バンド『きのこ帝国』のボーカルであった佐藤千亜紀が、2019年からソロアーティストとして独り立ちした。僕はきのこ帝国時代から、なかなかいいボーカルだなあ、と思って、ソロアルバム『PLANET』を2019年にリリースした時、なんとなくiTunesでダウンロードしていたが、実はあまりしっかりと聴かないままになっていた。
しかし、先日ブログ紹介した小川糸の小説、『とわの庭』を読み始めた時、電車の中で読むにあたり、何か音楽を聴きながら読もうと思っていたところ、偶然にも佐藤千亜紀のアルバム『PLANET』のことを思い出し、聴いてみようと思い立った。そして、結果的にこのアルバムが小説『とわの庭』の世界観・空気感と見事にハマってしまい、佐藤千亜紀を再認識するに至ってしまったのだ。
アルバム『PLANET』には下記12曲が収録されている。
- STAR
- FAKE/romance
- 空から落ちる星のように
- You Make Me Happy
- 大キライ
- lak
- Summer Gate
- Lovin’ You
- Spangle
- 面
- キスをする
- PLANET
佐藤千亜紀は良く見るとなかなか可愛い。ちょっとだけ、乃木坂の山下美月にも似ているような気がする。そして声も魅力的でいい。ソロとしてもっと売れてもいいと思うが、きのこ帝国でもほぼ全ての曲の作詞作曲を手掛けており、ギターも弾いて、ボーカルもこなす実力派なのだ。
このアルバム全体の世界観がとても心地良い。『きのこ帝国』の時のバンドサウンドとはまた違い、女性ソロアーティストとしてのサウンドとして見事に昇華されており、聴いていて爽やかだし、歌詞も巧みだ。特に歌詞が秀逸なのは5曲目の『大キライ』。キライ、キライと連発することで、逆に如何に彼のことが好きだったかが強調される別れソング。メロディ的に大好きになった曲は『Summer Gate』と『PLANET』だろう。どちらも佐藤千亜紀のボーカルとしての魅力を余すことなく表現している。明るくてポップな曲としては、『You Make Me Happy』がまさにタイトル通り、ハッピーな1曲となっている。バラードとして一番秀逸なのが、『空から落ちる星のように』で、シングルクオリティの美しいバラードに仕上がっている。

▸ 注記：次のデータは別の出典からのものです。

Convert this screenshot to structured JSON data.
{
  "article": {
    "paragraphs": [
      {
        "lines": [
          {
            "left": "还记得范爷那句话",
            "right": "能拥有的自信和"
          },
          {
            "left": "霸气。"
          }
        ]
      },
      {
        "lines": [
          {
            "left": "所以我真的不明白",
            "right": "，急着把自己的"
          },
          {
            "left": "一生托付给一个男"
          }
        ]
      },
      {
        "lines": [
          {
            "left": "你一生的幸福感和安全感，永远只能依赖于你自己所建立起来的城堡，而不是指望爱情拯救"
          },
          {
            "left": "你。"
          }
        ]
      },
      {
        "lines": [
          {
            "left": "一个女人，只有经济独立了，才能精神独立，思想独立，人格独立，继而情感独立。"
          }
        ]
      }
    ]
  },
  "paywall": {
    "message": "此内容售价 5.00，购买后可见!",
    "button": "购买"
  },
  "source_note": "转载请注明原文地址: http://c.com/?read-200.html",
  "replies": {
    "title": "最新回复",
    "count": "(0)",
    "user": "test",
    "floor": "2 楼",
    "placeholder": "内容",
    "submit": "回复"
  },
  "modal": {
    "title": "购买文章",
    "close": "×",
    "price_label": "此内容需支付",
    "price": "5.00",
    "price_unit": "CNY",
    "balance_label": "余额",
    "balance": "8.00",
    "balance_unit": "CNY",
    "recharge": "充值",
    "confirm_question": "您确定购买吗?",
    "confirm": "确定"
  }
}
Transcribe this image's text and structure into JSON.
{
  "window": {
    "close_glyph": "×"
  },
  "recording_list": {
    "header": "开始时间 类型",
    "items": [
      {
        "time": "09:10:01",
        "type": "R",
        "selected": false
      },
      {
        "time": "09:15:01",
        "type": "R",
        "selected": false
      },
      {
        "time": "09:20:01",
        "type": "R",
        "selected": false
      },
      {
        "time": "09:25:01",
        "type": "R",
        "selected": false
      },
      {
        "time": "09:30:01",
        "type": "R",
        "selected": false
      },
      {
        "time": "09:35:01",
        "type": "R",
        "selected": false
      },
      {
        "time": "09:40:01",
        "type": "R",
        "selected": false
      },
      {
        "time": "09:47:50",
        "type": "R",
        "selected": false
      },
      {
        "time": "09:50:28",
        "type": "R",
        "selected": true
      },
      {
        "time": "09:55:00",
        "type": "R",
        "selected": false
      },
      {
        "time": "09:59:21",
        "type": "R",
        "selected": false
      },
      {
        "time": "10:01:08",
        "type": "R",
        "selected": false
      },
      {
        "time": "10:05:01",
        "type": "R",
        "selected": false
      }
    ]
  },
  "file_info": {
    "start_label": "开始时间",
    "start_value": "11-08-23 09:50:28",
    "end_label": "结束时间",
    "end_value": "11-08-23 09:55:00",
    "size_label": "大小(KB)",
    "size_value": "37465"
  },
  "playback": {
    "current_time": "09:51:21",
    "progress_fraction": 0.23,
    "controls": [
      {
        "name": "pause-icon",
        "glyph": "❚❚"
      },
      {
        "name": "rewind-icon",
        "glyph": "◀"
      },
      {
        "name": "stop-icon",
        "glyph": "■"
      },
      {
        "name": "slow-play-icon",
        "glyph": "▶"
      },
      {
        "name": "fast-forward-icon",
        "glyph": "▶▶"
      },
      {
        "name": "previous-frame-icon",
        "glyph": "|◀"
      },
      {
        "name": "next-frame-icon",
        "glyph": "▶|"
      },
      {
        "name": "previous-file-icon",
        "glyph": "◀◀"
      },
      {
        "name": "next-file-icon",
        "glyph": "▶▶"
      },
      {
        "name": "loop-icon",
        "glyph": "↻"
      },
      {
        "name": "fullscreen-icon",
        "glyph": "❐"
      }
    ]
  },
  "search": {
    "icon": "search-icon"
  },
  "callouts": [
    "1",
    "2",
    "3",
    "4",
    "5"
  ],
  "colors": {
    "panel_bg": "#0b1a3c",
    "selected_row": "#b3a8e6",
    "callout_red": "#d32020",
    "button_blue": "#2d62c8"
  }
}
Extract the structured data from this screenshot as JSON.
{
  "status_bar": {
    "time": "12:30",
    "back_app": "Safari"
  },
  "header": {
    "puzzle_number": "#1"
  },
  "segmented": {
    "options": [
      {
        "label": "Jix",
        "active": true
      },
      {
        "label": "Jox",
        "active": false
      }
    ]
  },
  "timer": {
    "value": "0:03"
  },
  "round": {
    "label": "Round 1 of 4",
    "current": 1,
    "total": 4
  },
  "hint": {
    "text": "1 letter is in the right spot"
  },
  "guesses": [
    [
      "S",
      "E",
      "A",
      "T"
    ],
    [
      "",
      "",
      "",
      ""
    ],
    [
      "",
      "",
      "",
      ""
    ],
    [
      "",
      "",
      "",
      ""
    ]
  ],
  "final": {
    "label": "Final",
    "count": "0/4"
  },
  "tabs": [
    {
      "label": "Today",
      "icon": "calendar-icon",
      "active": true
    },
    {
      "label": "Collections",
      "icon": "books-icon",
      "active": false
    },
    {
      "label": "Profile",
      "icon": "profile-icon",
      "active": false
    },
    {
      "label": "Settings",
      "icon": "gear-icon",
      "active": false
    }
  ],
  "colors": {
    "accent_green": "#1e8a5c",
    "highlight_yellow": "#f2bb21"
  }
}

小説を読む時は、だいたい電車の中で読むことが多い。自分的には移動中の車内が一番集中して読める場所だ。そして、車内で小説を読んでいるとどうしても音楽も欲しくなる。これまでも小説と音楽が見事に自分の中でハマった例として、『いま、会いに行きます』の作者、市川拓司が2003年に発表した小説、『恋愛寫眞 もうひとつの物語』を読んでいた時、BONNIE PINKのアルバム『Even So』を聴いていたが、これが見事にハマってしまい、今でもこのアルバムを聴くと、小説のことを思い出してしまう。小説では無いが、Anderson Paakのアルバム『Ventura』をヘビロテで聴いていた頃に、芦川いづみの映画をDVDで頻繁に観ていたので、今でもAnderson Paakを聴くと芦川いづみが連想されてしまうのだ。記憶の結びつきというのは不思議なものであるが、昔聴いていた曲を聴くと、ある特定の思い出が蘇ってくるのとも似ている感覚だろう。